Explicit expression for $1/e$ as a limit

Question

I am following an elementary math book: What is Mathematics and currently referring to infinite series representation of the exponent.

In deriving the explicit formula for $e$ and $1/e$, the author exploits the derivative of the log function (see attached screenshots).

I am clear till the point $e^z$ is defined as $\lim_{n\to\infty}(1+z/n)^n$. After this, the author substitutes $z$ as $1$ and $-1$ to get expansions for $e$ and $1/e$.

Here, I'm not able to understand why its okay to take $z$ as $-1$

The way I see it, $z$ equals $1/x$ (screenshot 2) and $1/x$ cannot be negative because it's the derivative of the log (monotonically increasing function)

Additional notes:

The author has defined the log function as integral(1/u)du from 1 to x. (Screenshot 3)

He then proceeds to define the exponent as an inverse operation to this 'newly discovered' log function (allowed because in the range defined (0,infinity), log is a monotonically increasing continuous function)

And only then proceeds with the argument above.

Hence, I wonder how could we take z = -1. Wouldn't it imply 1/x = -1 i.e x = -1 which is outside the defined domain for logx?

If we rather take the function as log|x|, that opens the question, how do we define log|x| as an integral? (similar to the author's approach)

How do we define the inverse of log|x| (not 1-1)?

What am I missing here?

Answer 1

For any $z$ you can define $E(z)=\lim_{n\to\infty}\left(1+\frac zn\right)^n$. The cited argument shows that $E(z)=\exp(z)$ for positive $z$, where $\exp$ is the inverse function of $\ln$. In the cited pages it is not shown that $\exp$ is an exponential function, so that writing $\exp(z)=e^z$ is not really justified. For that one would need to show that the functional equation $E(x)E(y)=E(x+y)$ is satisfied, and that $E$ is a continuous function (some rather weak formulations are possible).

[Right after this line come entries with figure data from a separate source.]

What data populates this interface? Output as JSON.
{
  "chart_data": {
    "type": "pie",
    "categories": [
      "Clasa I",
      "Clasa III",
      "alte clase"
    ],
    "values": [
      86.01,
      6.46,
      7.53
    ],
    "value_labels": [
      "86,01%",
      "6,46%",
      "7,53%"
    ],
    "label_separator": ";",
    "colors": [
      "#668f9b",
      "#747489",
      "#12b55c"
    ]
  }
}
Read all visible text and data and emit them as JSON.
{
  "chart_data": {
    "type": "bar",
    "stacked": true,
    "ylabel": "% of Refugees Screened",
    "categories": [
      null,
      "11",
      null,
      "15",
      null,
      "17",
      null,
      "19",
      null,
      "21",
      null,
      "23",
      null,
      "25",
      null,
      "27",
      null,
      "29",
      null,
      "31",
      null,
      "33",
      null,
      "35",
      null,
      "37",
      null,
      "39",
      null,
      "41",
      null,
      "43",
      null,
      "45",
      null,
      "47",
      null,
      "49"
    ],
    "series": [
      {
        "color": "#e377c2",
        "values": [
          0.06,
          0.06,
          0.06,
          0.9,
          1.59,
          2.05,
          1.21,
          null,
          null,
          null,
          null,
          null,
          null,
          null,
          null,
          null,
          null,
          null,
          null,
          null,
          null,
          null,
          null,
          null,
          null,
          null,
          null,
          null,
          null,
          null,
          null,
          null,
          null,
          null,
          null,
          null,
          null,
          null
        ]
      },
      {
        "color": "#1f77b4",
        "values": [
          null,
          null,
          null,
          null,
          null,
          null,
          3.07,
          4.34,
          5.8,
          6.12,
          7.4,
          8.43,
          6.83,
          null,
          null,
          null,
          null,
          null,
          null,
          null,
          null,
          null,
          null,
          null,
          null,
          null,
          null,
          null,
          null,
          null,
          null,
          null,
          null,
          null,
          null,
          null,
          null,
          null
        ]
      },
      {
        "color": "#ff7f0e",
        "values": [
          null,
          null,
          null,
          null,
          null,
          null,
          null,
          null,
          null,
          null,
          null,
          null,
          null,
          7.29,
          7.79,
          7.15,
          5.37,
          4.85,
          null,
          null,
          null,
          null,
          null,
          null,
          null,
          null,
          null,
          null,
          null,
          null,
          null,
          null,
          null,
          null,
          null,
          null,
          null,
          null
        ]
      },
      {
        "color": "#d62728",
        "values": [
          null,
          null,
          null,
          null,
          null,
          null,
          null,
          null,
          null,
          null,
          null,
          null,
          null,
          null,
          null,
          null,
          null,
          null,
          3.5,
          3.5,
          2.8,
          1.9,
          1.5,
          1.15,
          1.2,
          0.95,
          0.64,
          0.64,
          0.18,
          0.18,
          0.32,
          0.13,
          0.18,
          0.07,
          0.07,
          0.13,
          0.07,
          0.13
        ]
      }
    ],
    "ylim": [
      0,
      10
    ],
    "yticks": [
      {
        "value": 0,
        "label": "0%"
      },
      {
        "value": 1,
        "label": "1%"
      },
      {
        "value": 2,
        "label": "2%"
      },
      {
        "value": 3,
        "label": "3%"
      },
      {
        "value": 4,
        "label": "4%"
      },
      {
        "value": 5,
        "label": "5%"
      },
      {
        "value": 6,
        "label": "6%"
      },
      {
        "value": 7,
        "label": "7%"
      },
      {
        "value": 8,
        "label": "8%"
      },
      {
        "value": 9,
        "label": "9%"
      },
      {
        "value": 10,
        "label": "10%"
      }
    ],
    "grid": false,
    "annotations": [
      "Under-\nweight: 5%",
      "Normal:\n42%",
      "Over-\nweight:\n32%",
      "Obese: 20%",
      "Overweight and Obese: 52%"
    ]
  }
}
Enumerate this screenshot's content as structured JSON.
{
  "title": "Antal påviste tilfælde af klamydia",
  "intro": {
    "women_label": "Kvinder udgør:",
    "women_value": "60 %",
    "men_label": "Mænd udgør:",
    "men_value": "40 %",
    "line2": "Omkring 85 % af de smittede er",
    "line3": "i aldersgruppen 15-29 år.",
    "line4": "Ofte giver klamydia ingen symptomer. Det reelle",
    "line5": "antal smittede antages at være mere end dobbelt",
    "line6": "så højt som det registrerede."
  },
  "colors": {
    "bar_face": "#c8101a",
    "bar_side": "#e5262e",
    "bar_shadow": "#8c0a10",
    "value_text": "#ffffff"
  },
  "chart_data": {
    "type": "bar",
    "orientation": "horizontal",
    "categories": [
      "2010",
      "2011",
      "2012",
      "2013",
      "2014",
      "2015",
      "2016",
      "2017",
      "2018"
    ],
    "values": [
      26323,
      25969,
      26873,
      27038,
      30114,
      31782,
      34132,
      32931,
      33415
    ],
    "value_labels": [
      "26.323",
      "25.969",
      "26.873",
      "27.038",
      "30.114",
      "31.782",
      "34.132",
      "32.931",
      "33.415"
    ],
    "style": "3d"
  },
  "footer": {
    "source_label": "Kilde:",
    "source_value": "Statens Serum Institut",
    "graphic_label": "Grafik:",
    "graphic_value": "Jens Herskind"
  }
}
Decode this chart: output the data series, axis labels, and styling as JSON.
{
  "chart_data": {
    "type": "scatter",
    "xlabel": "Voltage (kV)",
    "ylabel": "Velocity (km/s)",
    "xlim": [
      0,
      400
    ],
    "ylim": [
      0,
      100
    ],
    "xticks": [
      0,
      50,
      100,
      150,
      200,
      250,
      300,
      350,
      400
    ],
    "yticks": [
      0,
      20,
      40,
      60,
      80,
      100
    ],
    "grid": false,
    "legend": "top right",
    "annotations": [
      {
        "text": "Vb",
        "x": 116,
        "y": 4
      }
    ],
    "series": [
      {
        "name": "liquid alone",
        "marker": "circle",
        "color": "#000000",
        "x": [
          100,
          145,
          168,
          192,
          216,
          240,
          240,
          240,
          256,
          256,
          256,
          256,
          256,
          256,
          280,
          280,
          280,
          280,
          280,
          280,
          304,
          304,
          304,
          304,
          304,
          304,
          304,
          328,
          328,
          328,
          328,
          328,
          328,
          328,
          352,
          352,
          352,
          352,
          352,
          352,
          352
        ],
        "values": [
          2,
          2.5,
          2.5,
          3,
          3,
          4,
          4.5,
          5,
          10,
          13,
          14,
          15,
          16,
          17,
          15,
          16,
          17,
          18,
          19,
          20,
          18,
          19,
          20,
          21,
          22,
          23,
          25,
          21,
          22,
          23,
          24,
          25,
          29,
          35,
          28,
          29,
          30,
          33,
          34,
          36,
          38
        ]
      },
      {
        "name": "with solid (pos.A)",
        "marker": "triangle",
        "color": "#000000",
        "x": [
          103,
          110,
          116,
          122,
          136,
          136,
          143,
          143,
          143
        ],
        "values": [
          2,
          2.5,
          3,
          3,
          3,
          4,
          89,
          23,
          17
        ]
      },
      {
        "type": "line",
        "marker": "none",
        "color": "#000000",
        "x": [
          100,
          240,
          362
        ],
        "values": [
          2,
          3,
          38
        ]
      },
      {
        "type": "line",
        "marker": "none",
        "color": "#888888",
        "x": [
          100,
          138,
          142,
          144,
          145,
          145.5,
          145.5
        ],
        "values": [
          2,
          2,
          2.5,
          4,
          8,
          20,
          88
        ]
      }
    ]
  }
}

For any real number $z$ you get, for sufficiently large $n$, $$ \left(1+\frac zn\right)^n\left(1-\frac zn\right)^n = \left(1-\frac{z^2}{n^2}\right)^n\in\left[1-\frac{z^2}n,\,1\right] $$ the last using the Bernoulli inequality $(1+a)^n\ge 1+an$ for $a\ge -1$. From this follows $$ E(z)E(-z)=1\implies E(-z)=E(z)^{-1}. $$

This allows to extend the identification $E(z)=\exp(z)=e^z$ also to negative $z$.

Answer 2

Note that $\log\lvert x\rvert$ is differentiable in $\mathbb R\setminus\{0\}$ and if you differentiate it, you get $\frac1x$. So, yes, you can take negative values for $x$.

Answer 3

Notice that

$$1-\frac1n=\frac1{\dfrac n{n-1}}=\frac1{1+\dfrac1{n-1}}.$$

Then raising to the power $n$ or $n-1$ makes no difference (the factor tends to $1$) and

$$f(-1,n)=\frac1{f(1,n)}$$ in the limit.